Kızılay kan bağışı bekliyor

Kızılay Genel Başkanı Dr. Kerem Kınık, dünden beri sosyal medyadan “Kan stoklarımız yetersizdir” diyerek çağrı yapıyor, ülke genelinde kan bağış desteği beklediklerini söylüyor.

Ülke yangın yeri, her gün kan revan içindeyiz... Artık kan stokları bile tükenmiş, gerçekten acınası bir durum. Yarın öbür gün hangimize yarayacağını bilemeyiz, kan vermek için kan bağış merkezlerine koşmamız lazım...

Duyuruya göre; ülke genelindeki 250 kan bağış noktasına 18-65 yaş arası sağlıklı bireyler bekleniyor. Erkekler yılda 4, kadınlar yılda 3 kez kan verebiliyor. Ve 1 ünite kan 3 can kurtarıyor. Hadi, can kurtarmaya var mısınız?

BUNLAR HEP KAFAYI SIYIRALIM DİYE

Yılbaşına girer girmez nur topu gibi bir tartışmamız daha oldu... Bu kez satranç tartışıyoruz! İsmini bile zikretmek istemiyorum. Bir adam çıkıyor “Satranç oynayan lanetlenmiştir, oynayana bakan da domuz eti yiyen gibidir” diye deli saçması, akıl mantık bile aramaya gerek duyulmayacak bir şeyler diyor…

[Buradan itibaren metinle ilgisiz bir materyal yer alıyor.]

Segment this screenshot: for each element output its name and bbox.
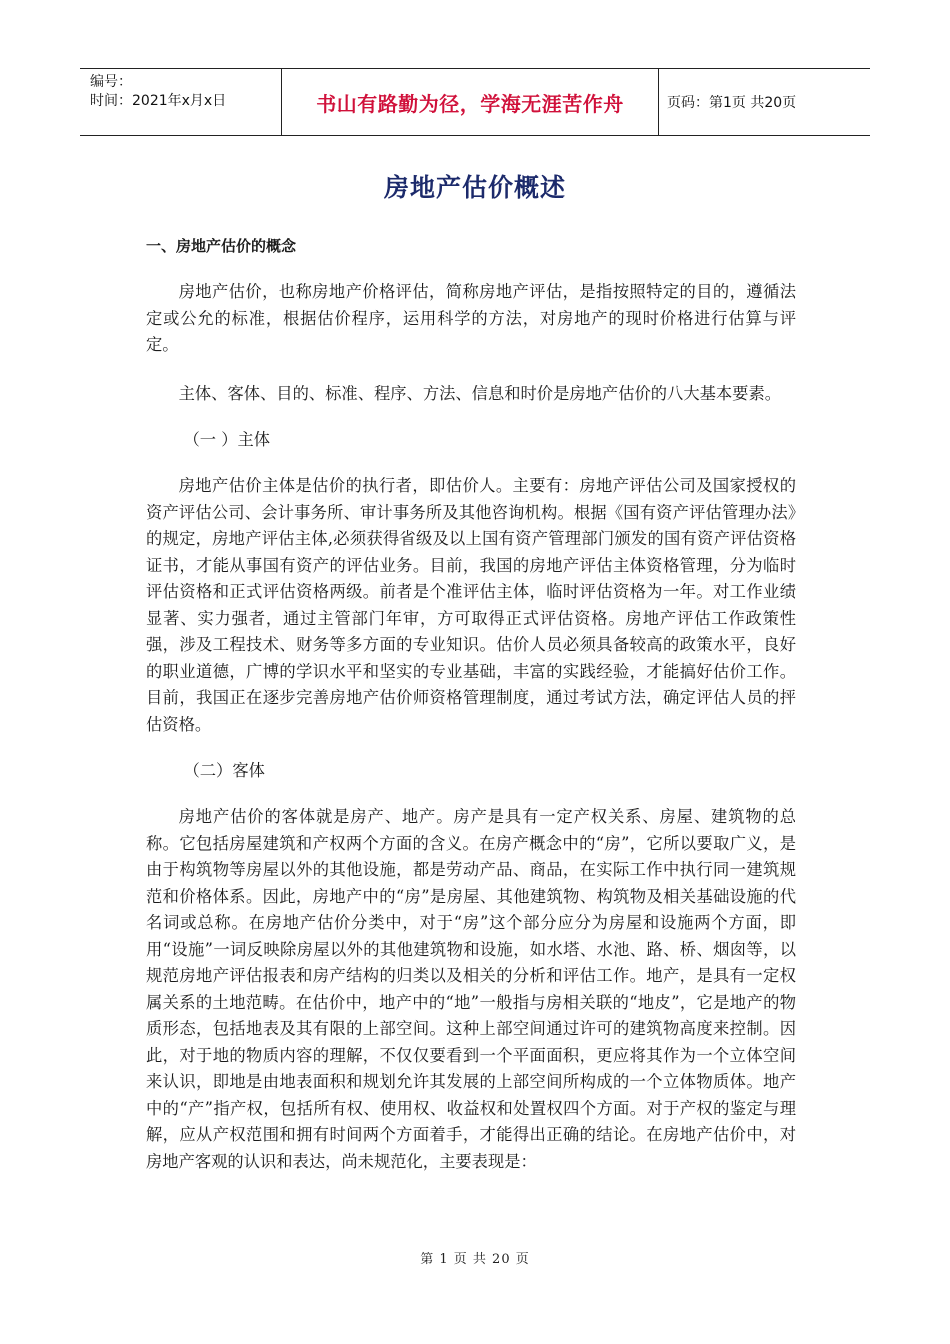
paragraph-definition: 房地产估价，也称房地产价格评估，简称房地产评估，是指按照特定的目的，遵循法定或公允的标准，根据估价程序，运用科学的方法，对房地产的现时价格进行估算与评定。 bbox=[146, 282, 796, 354]
header-table bbox=[80, 68, 870, 136]
page-footer: 第 1 页 共 20 页 bbox=[420, 1252, 530, 1267]
page-info: 页码：第1页 共20页 bbox=[667, 95, 797, 111]
number-label: 编号： bbox=[90, 74, 132, 90]
paragraph-elements: 主体、客体、目的、标准、程序、方法、信息和时价是房地产估价的八大基本要素。 bbox=[178, 383, 782, 403]
time-label: 时间：2021年x月x日 bbox=[90, 93, 227, 109]
paragraph-object: 房地产估价的客体就是房产、地产。房产是具有一定产权关系、房屋、建筑物的总称。它包括房屋建筑和产权两个方面的含义。在房产概念中的“房”，它所以要取广义，是由于构筑物等房屋以外的其他设施，都是劳动产品、商品，在实际工作中执行同一建筑规范和价格体系。因此，房地产中的“房”是房屋、其他建筑物、构筑物及相关基础设施的代名词或总称。在房地产估价分类中，对于“房”这个部分应分为房屋和设施两个方面，即用“设施”一词反映除房屋以外的其他建筑物和设施，如水塔、水池、路、桥、烟囱等，以规范房地产评估报表和房产结构的归类以及相关的分析和评估工作。地产，是具有一定权属关系的土地范畴。在估价中，地产中的“地”一般指与房相关联的“地皮”，它是地产的物质形态，包括地表及其有限的上部空间。这种上部空间通过许可的建筑物高度来控制。因此，对于地的物质内容的理解，不仅仅要看到一个平面面积，更应将其作为一个立体空间来认识，即地是由地表面积和规划允许其发展的上部空间所构成的一个立体物质体。地产中的“产”指产权，包括所有权、使用权、收益权和处置权四个方面。对于产权的鉴定与理解，应从产权范围和拥有时间两个方面着手，才能得出正确的结论。在房地产估价中，对房地产客观的认识和表达，尚未规范化，主要表现是： bbox=[146, 807, 796, 1171]
subheading-subject: （一 ）主体 bbox=[183, 430, 271, 449]
subheading-object: （二）客体 bbox=[183, 761, 265, 780]
paragraph-subject: 房地产估价主体是估价的执行者，即估价人。主要有：房地产评估公司及国家授权的资产评估公司、会计事务所、审计事务所及其他咨询机构。根据《国有资产评估管理办法》的规定，房地产评估主体,必须获得省级及以上国有资产管理部门颁发的国有资产评估资格证书，才能从事国有资产的评估业务。目前，我国的房地产评估主体资格管理，分为临时评估资格和正式评估资格两级。前者是个准评估主体，临时评估资格为一年。对工作业绩显著、实力强者，通过主管部门年审，方可取得正式评估资格。房地产评估工作政策性强，涉及工程技术、财务等多方面的专业知识。估价人员必须具备较高的政策水平，良好的职业道德，广博的学识水平和坚实的专业基础，丰富的实践经验，才能搞好估价工作。目前，我国正在逐步完善房地产估价师资格管理制度，通过考试方法，确定评估人员的抨估资格。 bbox=[146, 476, 796, 734]
document-body bbox=[146, 233, 796, 1195]
header-meta-cell bbox=[80, 69, 282, 135]
document-title: 房地产估价概述 bbox=[383, 173, 566, 202]
motto: 书山有路勤为径，学海无涯苦作舟 bbox=[282, 69, 659, 135]
section-heading: 一、房地产估价的概念 bbox=[146, 237, 297, 255]
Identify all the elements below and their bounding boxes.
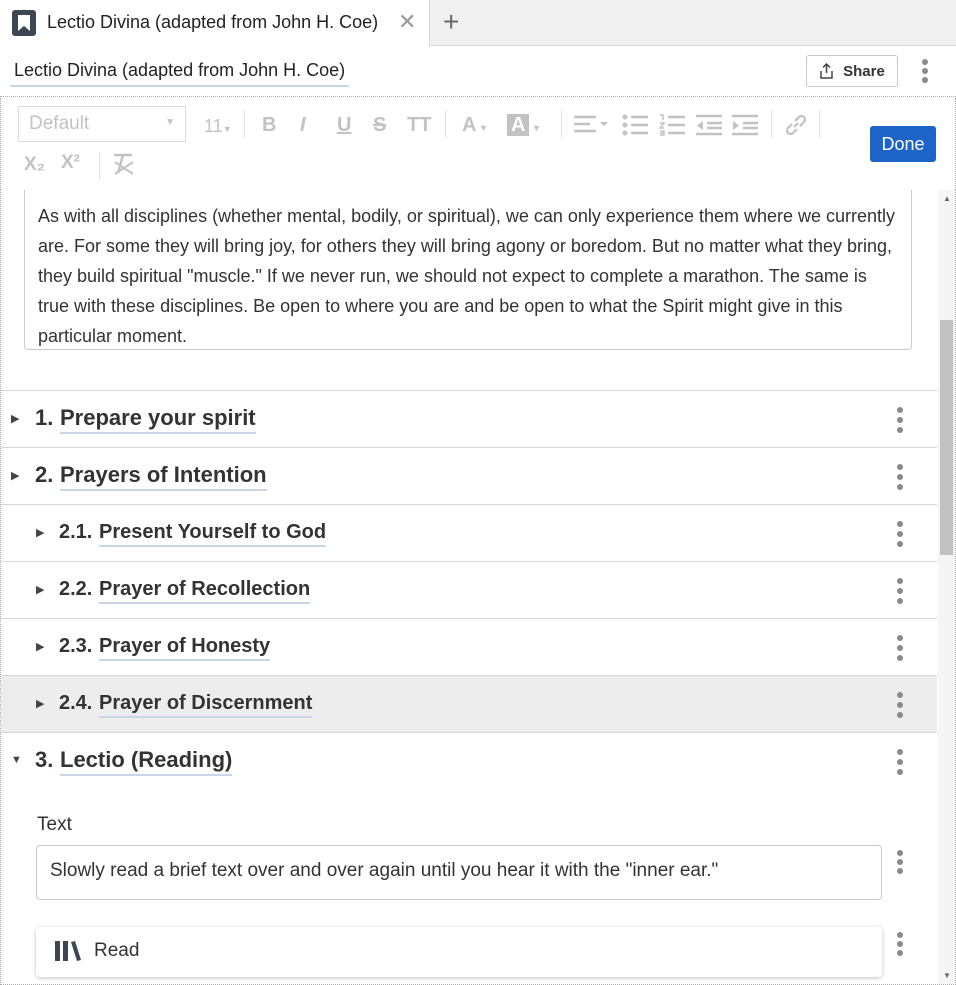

Hooop bütün bir ülke, sanki memlekette başka tartışacak şey yokmuş gibi bu sözleri tartışıyor. En komiği de, satrancın önemi, zeka geliştirdiği gibi açıklamalara girişilmesi. Bence nafile bir çaba! Adamın derdi bu değil ki, başka...

Satrancın gerçekten zararlı olduğunu düşündüğü için söylemiyor ki bunları…

Zira 2011’de de satrancı öven bu adam; sen onu muhatap al diye, sen onu ciddiye al diye, sen gerçek gündemi bırak gereksiz gündemlerle boğuş diye, sen kafayı iyice sıyır diye bunu yapıyor. Bırakın kendi müritleri ciddiye alsın, koyun gibi dinlesin bu adamı! Bu adam kaç kişi için otorite ki, cevap veriyorsunuz, işi büyütüyorsunuz. Ha her hafta onu reyting için TV ekranına çıkaran kanallar ve gazeteciler ciddiye alır bir de belki. Bırakın onlar cevap versin, biraz utanmaları varsa tabii.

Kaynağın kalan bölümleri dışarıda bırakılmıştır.